Division of Biostatistics, Kalinga Institute of Medical Sciences, Bhubaneswar, Odisha; Department of Biostatistics, All India Institute of Medical Sciences, New Delhi, India.
Department of Surgical Oncology, BRA Institute Rotary Cancer Hospital, All India Institute of Medical Sciences, New Delhi, India.
J Cancer Res Ther. 2021 Jul-Sep;17(4):982-987. doi: 10.4103/jcrt.JCRT_49_19.
While analyzing locoregional recurrences (LRRs), it is necessary to consider distant metastasis as a competing event.
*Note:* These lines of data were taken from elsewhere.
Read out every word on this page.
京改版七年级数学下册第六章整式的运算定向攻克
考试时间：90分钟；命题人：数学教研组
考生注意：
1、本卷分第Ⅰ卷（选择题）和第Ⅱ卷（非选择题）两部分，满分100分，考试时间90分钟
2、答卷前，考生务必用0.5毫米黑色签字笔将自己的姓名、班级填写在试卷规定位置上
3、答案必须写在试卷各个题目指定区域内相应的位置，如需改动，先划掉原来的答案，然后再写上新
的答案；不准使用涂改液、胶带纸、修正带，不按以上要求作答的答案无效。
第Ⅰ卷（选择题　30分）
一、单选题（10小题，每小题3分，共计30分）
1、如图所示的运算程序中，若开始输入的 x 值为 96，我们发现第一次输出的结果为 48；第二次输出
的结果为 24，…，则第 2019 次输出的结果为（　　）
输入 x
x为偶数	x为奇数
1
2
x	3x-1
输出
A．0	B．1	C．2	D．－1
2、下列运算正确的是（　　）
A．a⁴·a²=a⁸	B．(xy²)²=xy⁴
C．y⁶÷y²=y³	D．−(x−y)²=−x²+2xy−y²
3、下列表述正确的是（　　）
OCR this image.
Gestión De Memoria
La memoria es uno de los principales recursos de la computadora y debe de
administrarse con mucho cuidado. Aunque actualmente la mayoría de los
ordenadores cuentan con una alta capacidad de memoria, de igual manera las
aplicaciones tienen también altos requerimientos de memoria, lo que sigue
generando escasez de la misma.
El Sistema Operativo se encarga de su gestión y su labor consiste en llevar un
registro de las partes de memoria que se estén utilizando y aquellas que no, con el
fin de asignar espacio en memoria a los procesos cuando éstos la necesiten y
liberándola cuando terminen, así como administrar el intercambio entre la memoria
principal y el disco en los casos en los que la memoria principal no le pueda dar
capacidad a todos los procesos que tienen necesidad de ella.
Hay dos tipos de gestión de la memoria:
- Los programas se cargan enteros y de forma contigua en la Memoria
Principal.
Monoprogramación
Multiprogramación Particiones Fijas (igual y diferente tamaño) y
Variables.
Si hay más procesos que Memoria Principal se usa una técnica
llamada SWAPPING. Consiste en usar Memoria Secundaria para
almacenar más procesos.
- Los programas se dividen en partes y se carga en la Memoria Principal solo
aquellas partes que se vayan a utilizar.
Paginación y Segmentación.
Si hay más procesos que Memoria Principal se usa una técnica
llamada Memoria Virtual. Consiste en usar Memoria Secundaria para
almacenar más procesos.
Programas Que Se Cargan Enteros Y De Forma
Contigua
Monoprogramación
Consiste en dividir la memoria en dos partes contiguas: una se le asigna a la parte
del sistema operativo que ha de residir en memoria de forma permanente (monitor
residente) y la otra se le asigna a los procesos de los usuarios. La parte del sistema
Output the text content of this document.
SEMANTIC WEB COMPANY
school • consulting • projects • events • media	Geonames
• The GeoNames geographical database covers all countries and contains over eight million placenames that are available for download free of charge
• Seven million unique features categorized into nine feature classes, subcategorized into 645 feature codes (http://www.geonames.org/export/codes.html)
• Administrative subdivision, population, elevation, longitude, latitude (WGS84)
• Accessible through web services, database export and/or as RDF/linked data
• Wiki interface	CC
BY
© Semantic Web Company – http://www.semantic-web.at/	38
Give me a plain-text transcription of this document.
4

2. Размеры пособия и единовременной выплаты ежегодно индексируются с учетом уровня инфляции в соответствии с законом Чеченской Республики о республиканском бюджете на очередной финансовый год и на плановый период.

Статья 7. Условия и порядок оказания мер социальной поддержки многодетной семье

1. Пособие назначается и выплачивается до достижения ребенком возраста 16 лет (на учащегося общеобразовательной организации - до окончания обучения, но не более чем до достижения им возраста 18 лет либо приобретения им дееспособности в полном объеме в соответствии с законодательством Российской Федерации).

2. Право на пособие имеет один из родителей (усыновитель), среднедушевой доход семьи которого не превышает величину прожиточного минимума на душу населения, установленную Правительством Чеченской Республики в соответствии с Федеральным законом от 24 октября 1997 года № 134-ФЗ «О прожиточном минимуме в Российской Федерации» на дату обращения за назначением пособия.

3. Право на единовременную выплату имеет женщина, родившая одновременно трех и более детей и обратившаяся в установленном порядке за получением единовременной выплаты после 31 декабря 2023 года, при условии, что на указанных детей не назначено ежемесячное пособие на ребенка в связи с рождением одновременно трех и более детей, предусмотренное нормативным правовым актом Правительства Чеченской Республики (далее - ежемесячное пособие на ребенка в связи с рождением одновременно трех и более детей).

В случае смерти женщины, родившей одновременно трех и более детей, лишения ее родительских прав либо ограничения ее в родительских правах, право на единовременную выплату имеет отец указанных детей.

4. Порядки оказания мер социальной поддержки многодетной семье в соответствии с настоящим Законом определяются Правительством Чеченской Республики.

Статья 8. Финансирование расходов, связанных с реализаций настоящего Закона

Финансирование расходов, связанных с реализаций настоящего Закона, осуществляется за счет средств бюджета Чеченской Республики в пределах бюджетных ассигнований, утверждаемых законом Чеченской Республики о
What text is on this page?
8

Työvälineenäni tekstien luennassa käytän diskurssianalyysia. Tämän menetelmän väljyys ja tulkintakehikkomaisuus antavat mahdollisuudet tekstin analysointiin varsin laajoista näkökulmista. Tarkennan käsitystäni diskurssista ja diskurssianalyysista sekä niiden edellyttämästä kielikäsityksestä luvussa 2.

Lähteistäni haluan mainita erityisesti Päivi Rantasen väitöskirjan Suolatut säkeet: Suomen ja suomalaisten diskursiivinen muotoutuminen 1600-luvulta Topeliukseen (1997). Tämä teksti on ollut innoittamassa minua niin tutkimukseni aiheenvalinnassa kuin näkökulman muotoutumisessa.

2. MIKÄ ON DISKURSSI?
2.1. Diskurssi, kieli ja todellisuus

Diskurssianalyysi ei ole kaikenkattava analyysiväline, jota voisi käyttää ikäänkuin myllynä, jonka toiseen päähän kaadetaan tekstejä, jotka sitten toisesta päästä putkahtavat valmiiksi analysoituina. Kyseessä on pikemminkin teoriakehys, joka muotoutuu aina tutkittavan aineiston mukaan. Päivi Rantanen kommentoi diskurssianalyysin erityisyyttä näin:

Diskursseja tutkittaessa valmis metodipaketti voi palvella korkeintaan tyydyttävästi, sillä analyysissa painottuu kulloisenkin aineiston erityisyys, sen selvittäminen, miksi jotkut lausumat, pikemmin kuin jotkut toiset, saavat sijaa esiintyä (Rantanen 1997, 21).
Because, later one is more fatal than LRR. It may change ongoing treatment of breast cancer and may alter the chance of LRR. Although some earlier studies assessed the effect of neoadjuvant chemotherapy (NACT) on LRR, they did not use competing risk regression model for it.
To identify the risk factors and predict LRR using competing risk hazard model and to compare them with those using conventional hazard model.
This was a retrospective study from a tertiary care cancer hospital in India.
Data of 2114 breast cancer patients undergoing surgery were used from patient's record files (1993-2014).
Fine and Gray competing risk regression was used to model time from surgery to LRR, considering distant metastasis and death as the competing events. Further, cause-specific Cox regression was used to model time from surgery to LRR without considering competing risk.
Greater than ten positive nodes (hazard ratio [HR] [95% confidence interval (CI)]: 2.19 [1.18-4.03]), skin involvement (HR [95% CI]: 2.75 [1.50-5.05]), NACT (HR [95% CI]: 1.90 [1.06-3.40]), invasive tumor in inner quadrant (HR [95% CI]: 1.78 [0.98-3.24]), and postoperative radiotherapy (HR [95% CI]: 0.52 [0.29-0.94]) were found to be significantly associated with LRR. However, conventional survival analysis ignoring competing risk overestimated cumulative incidence function and underestimated survival. Competing risk regression provided relatively more precise CI. Conclusions: Competing risks, if any, need to be incorporated in the survival analysis. NACT was found to be associated with higher risk for LRR, which may be because of administering it mainly to patients with bad prognosis.
Competing risks, if any, need to be incorporated in the survival analysis. NACT was found to be associated with higher risk for LRR, which may be because of administering it mainly to patients with bad prognosis.
在分析局部区域复发(LRR)时,有必要将远处转移视为竞争事件。因为后者比 LRR 更致命。它可能改变正在进行的乳腺癌治疗,并可能改变 LRR 的机会。尽管一些早期研究评估了新辅助化疗(NACT)对 LRR 的影响,但它们没有为此使用竞争风险回归模型。
使用竞争风险风险模型确定 LRR 的危险因素和预测,并将其与传统风险模型进行比较。
这是印度一家三级癌症医院的回顾性研究。
使用来自患者病历档案的 2114 例乳腺癌患者数据(1993-2014 年)。
使用 Fine 和 Gray 竞争风险回归来对从手术到 LRR 的时间进行建模,考虑远处转移和死亡作为竞争事件。此外,还使用不考虑竞争风险的特定于原因的 Cox 回归来对从手术到 LRR 的时间进行建模。
十个以上阳性淋巴结(风险比[HR] [95%置信区间(CI)]:2.19 [1.18-4.03])、皮肤受累(HR [95% CI]:2.75 [1.50-5.05])、NACT(HR [95% CI]:1.90 [1.06-3.40])、内象限浸润性肿瘤(HR [95% CI]:1.78 [0.98-3.24])和术后放疗(HR [95% CI]:0.52 [0.29-0.94])与 LRR 显著相关。然而,忽略竞争风险的传统生存分析高估了累积发生率函数并低估了生存率。竞争风险回归提供了相对更精确的 CI。结论:如果存在竞争风险,则需要将其纳入生存分析中。发现 NACT 与 LRR 的风险增加相关,这可能是因为它主要用于预后不良的患者。
如果存在竞争风险,则需要将其纳入生存分析中。发现 NACT 与 LRR 的风险增加相关,这可能是因为它主要用于预后不良的患者。